There is also the reputational impact of ESG reporting. Such reporting is likely to increase the focus on measuring an organization’s data protection capabilities as companies are increasingly measured on their ESG ratings. That is why policies directed to internal reporting, external disclosure of breaches, and clarifying the financial and reputational impact from loss of consumer PII and enterprise IP merit the attention of senior executives and boards alike in fulfilling their duty of care responsibilities.
6. From a data protection compliance standpoint, do we know what our stress points are?
Notwithstanding data privacy as a priority, businesses face obstacles when it comes to compliance preparedness. Lack of time and bandwidth, as well as the complexity of laws and regulations, are examples. Management bears the responsibility to identify the trouble spots for privacy compliance, assess their severity and apply best practices to enhance the privacy program continuously. As management exercises this vital due diligence, the board should be apprised of the results. Conversations in the C-suite and boardroom should include an assessment of the sufficiency of budget and resources as well as accountability for results. Stress test protocols and tabletop exercises and the insights they provide should also be incorporated into the discussion.
7. Are our legal agreements aligned with data protection requirements?
Executives and directors should inquire, for example, whether the company is using the standard contractual clauses (SSCs) preapproved by the European Union pertaining to the sharing of data between EU and non-EU countries.

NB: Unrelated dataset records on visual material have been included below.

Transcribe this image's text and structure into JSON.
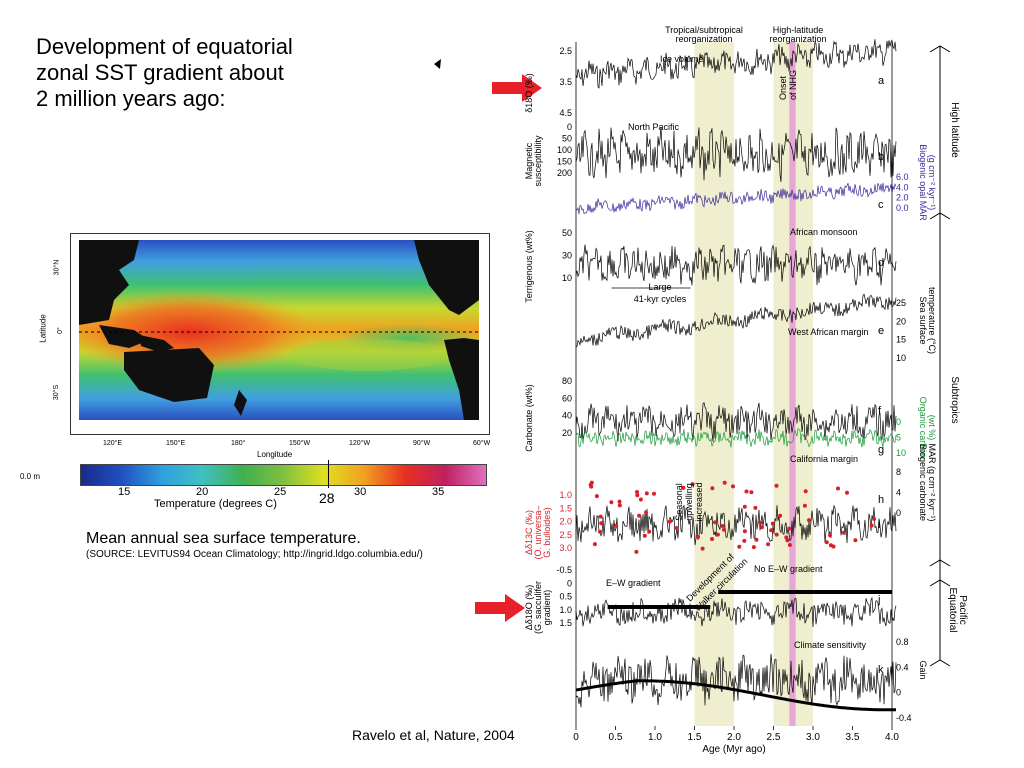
{
  "slide": {
    "title_lines": [
      "Development of equatorial",
      "zonal SST gradient about",
      "2 million years ago:"
    ],
    "caption": "Mean annual sea surface temperature.",
    "source": "(SOURCE: LEVITUS94 Ocean Climatology; http://ingrid.ldgo.columbia.edu/)",
    "citation": "Ravelo et al, Nature, 2004",
    "arrow_color": "#e8202a"
  },
  "map": {
    "ylabel": "Latitude",
    "xlabel": "Longitude",
    "lat_ticks": [
      "30°N",
      "0°",
      "30°S"
    ],
    "lon_ticks": [
      "120°E",
      "150°E",
      "180°",
      "150°W",
      "120°W",
      "90°W",
      "60°W"
    ],
    "depth_label": "0.0 m",
    "colorbar_label": "Temperature (degrees C)",
    "colorbar_ticks": [
      "15",
      "20",
      "25",
      "30",
      "35"
    ],
    "marker_value": "28",
    "colors": {
      "warm": "#e83020",
      "mid": "#f0d020",
      "cool": "#30c060",
      "cold": "#2040b0",
      "land": "#101010"
    }
  },
  "chart_data": {
    "type": "line",
    "xlabel": "Age (Myr ago)",
    "x_ticks": [
      "0",
      "0.5",
      "1.0",
      "1.5",
      "2.0",
      "2.5",
      "3.0",
      "3.5",
      "4.0"
    ],
    "xlim": [
      0,
      4.0
    ],
    "shaded_bands": [
      {
        "label": "Tropical/subtropical reorganization",
        "range": [
          1.5,
          2.0
        ],
        "color": "#efeecf"
      },
      {
        "label": "High-latitude reorganization",
        "range": [
          2.5,
          3.0
        ],
        "color": "#efeecf"
      },
      {
        "label": "Onset of NHG",
        "range": [
          2.7,
          2.78
        ],
        "color": "#e6a6d6"
      }
    ],
    "band_labels": [
      "Tropical/subtropical",
      "reorganization",
      "High-latitude",
      "reorganization"
    ],
    "onset_label": [
      "Onset",
      "of NHG"
    ],
    "region_labels": [
      "High latitude",
      "Subtropics",
      "Equatorial",
      "Pacific"
    ],
    "panels": [
      {
        "id": "a",
        "name": "Ice volume",
        "ylabel": [
          "δ18O (‰)"
        ],
        "ticks": [
          "2.5",
          "3.5",
          "4.5"
        ]
      },
      {
        "id": "b",
        "name": "North Pacific",
        "ylabel": [
          "Magnetic",
          "susceptibility"
        ],
        "ticks": [
          "0",
          "50",
          "100",
          "150",
          "200"
        ]
      },
      {
        "id": "c",
        "ylabel_right": [
          "Biogenic opal MAR",
          "(g cm⁻² kyr⁻¹)"
        ],
        "ticks_right": [
          "6.0",
          "4.0",
          "2.0",
          "0.0"
        ],
        "color": "#3a2a9a"
      },
      {
        "id": "d",
        "name": "African monsoon",
        "ylabel": [
          "Terrigenous (wt%)"
        ],
        "ticks": [
          "50",
          "30",
          "10"
        ],
        "annotation": [
          "Large",
          "41-kyr cycles"
        ]
      },
      {
        "id": "e",
        "name": "West African margin",
        "ylabel_right": [
          "Sea surface",
          "temperature (°C)"
        ],
        "ticks_right": [
          "25",
          "20",
          "15",
          "10"
        ]
      },
      {
        "id": "f",
        "ylabel": [
          "Carbonate (wt%)"
        ],
        "ticks": [
          "80",
          "60",
          "40",
          "20"
        ]
      },
      {
        "id": "g",
        "name": "California margin",
        "ylabel_right": [
          "Organic carbon",
          "(wt %)"
        ],
        "ticks_right": [
          "0",
          "5",
          "10"
        ],
        "color": "#1a9a3a"
      },
      {
        "id": "h",
        "ylabel_right": [
          "Biogenic carbonate",
          "MAR (g cm⁻² kyr⁻¹)"
        ],
        "ticks_right": [
          "8",
          "4",
          "0"
        ]
      },
      {
        "id": "i",
        "ylabel": [
          "Δδ13C (‰)",
          "(O. universa–",
          "G. bulloides)"
        ],
        "ticks": [
          "1.0",
          "1.5",
          "2.0",
          "2.5",
          "3.0"
        ],
        "color": "#d8202a",
        "annotation": [
          "Seasonal",
          "upwelling",
          "increased"
        ]
      },
      {
        "id": "j",
        "name": "No E–W gradient",
        "name2": "E–W gradient",
        "ylabel": [
          "Δδ18O (‰)",
          "(G. sacculifer",
          "gradient)"
        ],
        "ticks": [
          "-0.5",
          "0",
          "0.5",
          "1.0",
          "1.5"
        ],
        "annotation": [
          "Development of",
          "Walker circulation"
        ]
      },
      {
        "id": "k",
        "name": "Climate sensitivity",
        "ylabel_right": [
          "Gain"
        ],
        "ticks_right": [
          "0.8",
          "0.4",
          "0",
          "-0.4"
        ]
      }
    ]
  }
}
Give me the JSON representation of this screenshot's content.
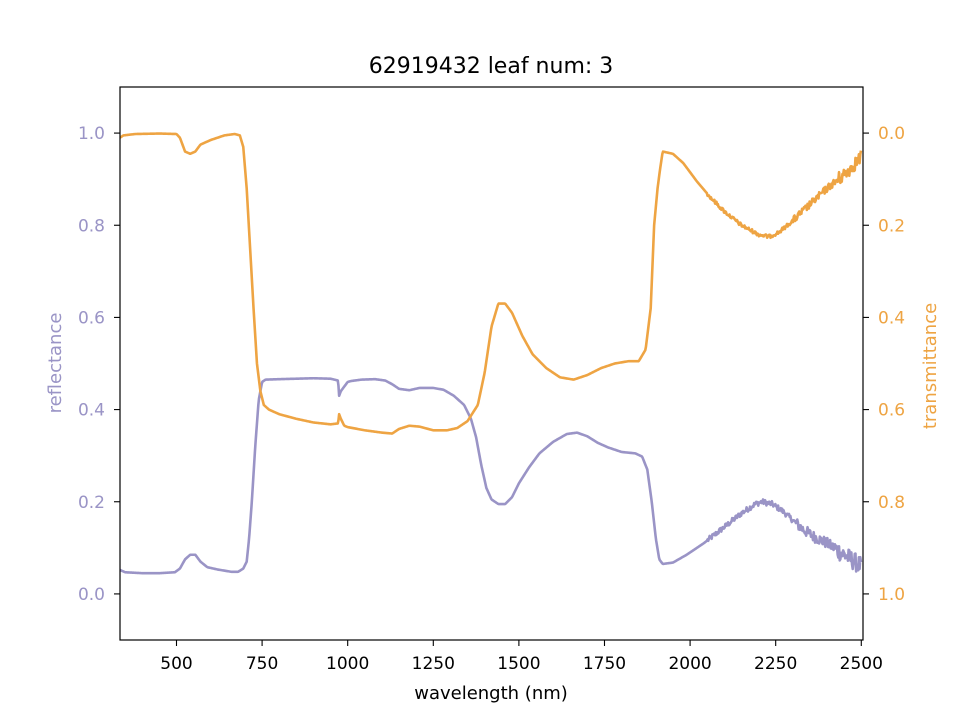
{
  "chart_data": {
    "type": "line",
    "title": "62919432 leaf num: 3",
    "xlabel": "wavelength (nm)",
    "xlim": [
      335,
      2505
    ],
    "xticks": [
      500,
      750,
      1000,
      1250,
      1500,
      1750,
      2000,
      2250,
      2500
    ],
    "left_axis": {
      "label": "reflectance",
      "color": "#9a94c6",
      "ylim": [
        -0.1,
        1.1
      ],
      "ticks": [
        0.0,
        0.2,
        0.4,
        0.6,
        0.8,
        1.0
      ],
      "tick_labels": [
        "0.0",
        "0.2",
        "0.4",
        "0.6",
        "0.8",
        "1.0"
      ]
    },
    "right_axis": {
      "label": "transmittance",
      "color": "#eea443",
      "ylim": [
        1.1,
        -0.1
      ],
      "inverted": true,
      "ticks": [
        0.0,
        0.2,
        0.4,
        0.6,
        0.8,
        1.0
      ],
      "tick_labels": [
        "0.0",
        "0.2",
        "0.4",
        "0.6",
        "0.8",
        "1.0"
      ]
    },
    "series": [
      {
        "axis": "left",
        "color": "#9a94c6",
        "points": [
          [
            335,
            0.052
          ],
          [
            350,
            0.047
          ],
          [
            400,
            0.045
          ],
          [
            450,
            0.045
          ],
          [
            495,
            0.047
          ],
          [
            510,
            0.055
          ],
          [
            525,
            0.075
          ],
          [
            540,
            0.085
          ],
          [
            555,
            0.085
          ],
          [
            570,
            0.07
          ],
          [
            590,
            0.058
          ],
          [
            620,
            0.053
          ],
          [
            660,
            0.048
          ],
          [
            680,
            0.048
          ],
          [
            695,
            0.055
          ],
          [
            705,
            0.07
          ],
          [
            712,
            0.12
          ],
          [
            720,
            0.2
          ],
          [
            730,
            0.32
          ],
          [
            740,
            0.42
          ],
          [
            750,
            0.46
          ],
          [
            760,
            0.465
          ],
          [
            800,
            0.466
          ],
          [
            850,
            0.467
          ],
          [
            900,
            0.468
          ],
          [
            950,
            0.467
          ],
          [
            972,
            0.463
          ],
          [
            975,
            0.43
          ],
          [
            980,
            0.44
          ],
          [
            990,
            0.45
          ],
          [
            1000,
            0.46
          ],
          [
            1010,
            0.462
          ],
          [
            1040,
            0.465
          ],
          [
            1080,
            0.466
          ],
          [
            1110,
            0.463
          ],
          [
            1130,
            0.455
          ],
          [
            1150,
            0.445
          ],
          [
            1180,
            0.442
          ],
          [
            1210,
            0.447
          ],
          [
            1250,
            0.447
          ],
          [
            1280,
            0.443
          ],
          [
            1310,
            0.43
          ],
          [
            1340,
            0.41
          ],
          [
            1360,
            0.38
          ],
          [
            1375,
            0.34
          ],
          [
            1390,
            0.28
          ],
          [
            1405,
            0.23
          ],
          [
            1420,
            0.205
          ],
          [
            1440,
            0.195
          ],
          [
            1460,
            0.195
          ],
          [
            1480,
            0.21
          ],
          [
            1500,
            0.24
          ],
          [
            1530,
            0.275
          ],
          [
            1560,
            0.305
          ],
          [
            1600,
            0.33
          ],
          [
            1640,
            0.347
          ],
          [
            1670,
            0.35
          ],
          [
            1700,
            0.342
          ],
          [
            1730,
            0.328
          ],
          [
            1760,
            0.318
          ],
          [
            1800,
            0.308
          ],
          [
            1840,
            0.305
          ],
          [
            1860,
            0.298
          ],
          [
            1875,
            0.27
          ],
          [
            1888,
            0.2
          ],
          [
            1900,
            0.12
          ],
          [
            1910,
            0.075
          ],
          [
            1920,
            0.065
          ],
          [
            1950,
            0.068
          ],
          [
            1990,
            0.085
          ],
          [
            2040,
            0.11
          ],
          [
            2100,
            0.145
          ],
          [
            2150,
            0.175
          ],
          [
            2190,
            0.195
          ],
          [
            2210,
            0.2
          ],
          [
            2240,
            0.195
          ],
          [
            2270,
            0.18
          ],
          [
            2300,
            0.16
          ],
          [
            2330,
            0.14
          ],
          [
            2360,
            0.125
          ],
          [
            2400,
            0.11
          ],
          [
            2430,
            0.095
          ],
          [
            2460,
            0.08
          ],
          [
            2480,
            0.07
          ],
          [
            2500,
            0.06
          ]
        ],
        "noise": [
          {
            "from": 2050,
            "to": 2310,
            "amp": 0.006
          },
          {
            "from": 2310,
            "to": 2420,
            "amp": 0.012
          },
          {
            "from": 2420,
            "to": 2500,
            "amp": 0.02
          }
        ]
      },
      {
        "axis": "right",
        "color": "#eea443",
        "points": [
          [
            335,
            0.01
          ],
          [
            345,
            0.005
          ],
          [
            380,
            0.002
          ],
          [
            450,
            0.001
          ],
          [
            500,
            0.002
          ],
          [
            510,
            0.01
          ],
          [
            525,
            0.04
          ],
          [
            540,
            0.045
          ],
          [
            555,
            0.04
          ],
          [
            570,
            0.025
          ],
          [
            600,
            0.015
          ],
          [
            640,
            0.005
          ],
          [
            670,
            0.002
          ],
          [
            685,
            0.005
          ],
          [
            695,
            0.03
          ],
          [
            705,
            0.12
          ],
          [
            715,
            0.25
          ],
          [
            725,
            0.38
          ],
          [
            735,
            0.5
          ],
          [
            745,
            0.56
          ],
          [
            755,
            0.59
          ],
          [
            770,
            0.6
          ],
          [
            800,
            0.61
          ],
          [
            850,
            0.62
          ],
          [
            900,
            0.628
          ],
          [
            950,
            0.632
          ],
          [
            972,
            0.63
          ],
          [
            975,
            0.61
          ],
          [
            980,
            0.62
          ],
          [
            990,
            0.635
          ],
          [
            1000,
            0.638
          ],
          [
            1050,
            0.645
          ],
          [
            1100,
            0.65
          ],
          [
            1130,
            0.652
          ],
          [
            1150,
            0.642
          ],
          [
            1180,
            0.635
          ],
          [
            1210,
            0.637
          ],
          [
            1250,
            0.645
          ],
          [
            1290,
            0.645
          ],
          [
            1320,
            0.64
          ],
          [
            1350,
            0.625
          ],
          [
            1380,
            0.59
          ],
          [
            1400,
            0.52
          ],
          [
            1420,
            0.42
          ],
          [
            1440,
            0.37
          ],
          [
            1460,
            0.37
          ],
          [
            1480,
            0.39
          ],
          [
            1510,
            0.44
          ],
          [
            1540,
            0.48
          ],
          [
            1580,
            0.51
          ],
          [
            1620,
            0.53
          ],
          [
            1660,
            0.535
          ],
          [
            1700,
            0.525
          ],
          [
            1740,
            0.51
          ],
          [
            1780,
            0.5
          ],
          [
            1820,
            0.495
          ],
          [
            1850,
            0.495
          ],
          [
            1870,
            0.47
          ],
          [
            1885,
            0.38
          ],
          [
            1895,
            0.2
          ],
          [
            1905,
            0.12
          ],
          [
            1912,
            0.08
          ],
          [
            1920,
            0.04
          ],
          [
            1950,
            0.045
          ],
          [
            1980,
            0.065
          ],
          [
            2020,
            0.105
          ],
          [
            2060,
            0.14
          ],
          [
            2100,
            0.17
          ],
          [
            2150,
            0.2
          ],
          [
            2200,
            0.22
          ],
          [
            2230,
            0.225
          ],
          [
            2260,
            0.215
          ],
          [
            2300,
            0.19
          ],
          [
            2350,
            0.155
          ],
          [
            2400,
            0.12
          ],
          [
            2450,
            0.09
          ],
          [
            2490,
            0.06
          ],
          [
            2500,
            0.05
          ]
        ],
        "noise": [
          {
            "from": 2050,
            "to": 2300,
            "amp": 0.004
          },
          {
            "from": 2300,
            "to": 2420,
            "amp": 0.008
          },
          {
            "from": 2420,
            "to": 2500,
            "amp": 0.015
          }
        ]
      }
    ]
  }
}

These clauses provide standard terms and conditions to which both the sender and receiver of personal data agree, with the objective of considering and upholding the rights and freedoms of the individual. Adopting these SCCs is a regulatory requirement for exchanging data with EU countries and is enforced by the European Commission.
8. How should the board and management engage on data privacy?
The pervasiveness of data creates a challenge for boards. Multiple functions own responsibility for protecting the data their activities collect, use and store, including information technology, cybersecurity, human resources, legal and compliance.
Some boards have a technology committee reviewing data privacy strategy and compliance. Others assign data privacy oversight to the audit committee, while those in a highly regulated environment may assign these duties to a compliance committee. For public companies, these matters merit consideration in every formal meeting of the committee advising on data privacy, or more frequently as necessary, which underscores the importance of putting effective analytics and dashboards in place. Companies with substantial business-to-consumer operating models will require more attention to these issues.
The full board should be privy to a report or briefing on data privacy performance at least annually. Directors should engage the company’s leadership with the intention of gaining confidence that a coherent privacy data governance process is in place, aligned with the business strategy and complemented by effective controls enabling data privacy protections.
In summary, data privacy has escalated as a long-term concern for executive management and the board. According to a recent global survey, looking out 10 years, data privacy is the fifth-rated risk — up from 11th last year — overall across the globe. As the complexity of the data privacy regulatory environment continues to evolve, it is necessary for executives and directors to engage continuously in strategic conversations around policy, execution and compliance. At the present time, there is no light visible in this long, (maybe) never-ending tunnel.